En los últimos días, de hecho, un grupo de frentistas recolectó firmas y presentó un petitorio ante la Jefatura de Gabinete (conducida por Juan Pablo Martignone), explicando la situación en la calle, que a lo largo de 600 metros conecta la colectora de Panamericana con la ruta 8. La obra la ha dejado “literalmente sin veredas a ambos lados”, indica el texto.
“Las medidas no corresponden a las establecidas –afirmó a El Diario Oscar Salom, vecino de la zona-, ensancharon de más a la calle y ahora no hay espacio para hacer veredas”.
El histórico dirigente del radicalismo local añadió que “la situación va a empeorar cuando se inaugure la nueva maternidad y por allí circulen más autos, transeúntes y colectivos”.

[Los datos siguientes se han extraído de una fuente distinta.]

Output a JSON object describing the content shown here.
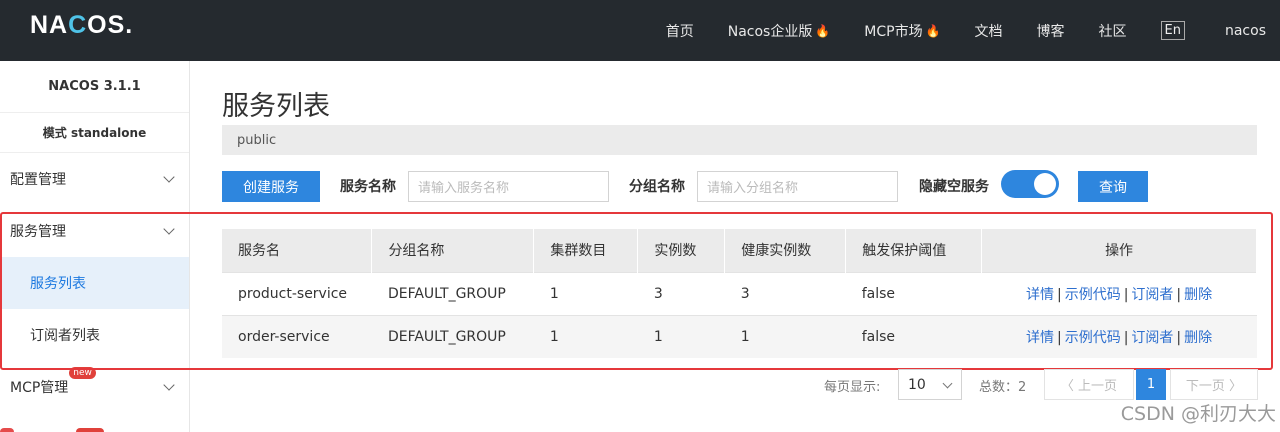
{
  "topbar": {
    "logo_left": "NA",
    "logo_mid": "C",
    "logo_right": "OS.",
    "nav": [
      "首页",
      "Nacos企业版",
      "MCP市场",
      "文档",
      "博客",
      "社区"
    ],
    "fire_icon": "🔥",
    "lang": "En",
    "user": "nacos"
  },
  "sidebar": {
    "version": "NACOS 3.1.1",
    "mode": "模式 standalone",
    "groups": {
      "config": "配置管理",
      "service": "服务管理",
      "mcp": "MCP管理"
    },
    "service_items": [
      "服务列表",
      "订阅者列表"
    ],
    "new_badge": "new"
  },
  "main": {
    "title": "服务列表",
    "namespace": "public",
    "create_button": "创建服务",
    "service_name_label": "服务名称",
    "service_name_placeholder": "请输入服务名称",
    "group_name_label": "分组名称",
    "group_name_placeholder": "请输入分组名称",
    "hide_empty_label": "隐藏空服务",
    "hide_empty_on": true,
    "query_button": "查询"
  },
  "table": {
    "headers": [
      "服务名",
      "分组名称",
      "集群数目",
      "实例数",
      "健康实例数",
      "触发保护阈值",
      "操作"
    ],
    "rows": [
      [
        "product-service",
        "DEFAULT_GROUP",
        "1",
        "3",
        "3",
        "false"
      ],
      [
        "order-service",
        "DEFAULT_GROUP",
        "1",
        "1",
        "1",
        "false"
      ]
    ],
    "ops": [
      "详情",
      "示例代码",
      "订阅者",
      "删除"
    ],
    "ops_sep": "|"
  },
  "pagination": {
    "per_page_label": "每页显示:",
    "per_page": "10",
    "total": "总数：2",
    "prev": "〈 上一页",
    "current": "1",
    "next": "下一页 〉"
  },
  "watermark": "CSDN @利刃大大",
  "colors": {
    "topbar": "#252a2f",
    "primary": "#2e86de",
    "link": "#2e6fce",
    "highlight_frame": "#e5383b",
    "active_menu_bg": "#e6f0fa"
  }
}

Por el momento, efectivamente los peatones deben circulan por la calle, al menos en las cuadras más cercanas a la autopista, mientras los automóviles pasan a centímetros de distancia.
“Al ampliar la calle –continuó- sacaron gran parte de las veredas existentes o extrajeron tierra, dejaron desniveles de un metro en algunos lugares… La obra que se hizo debió prever la nivelación”.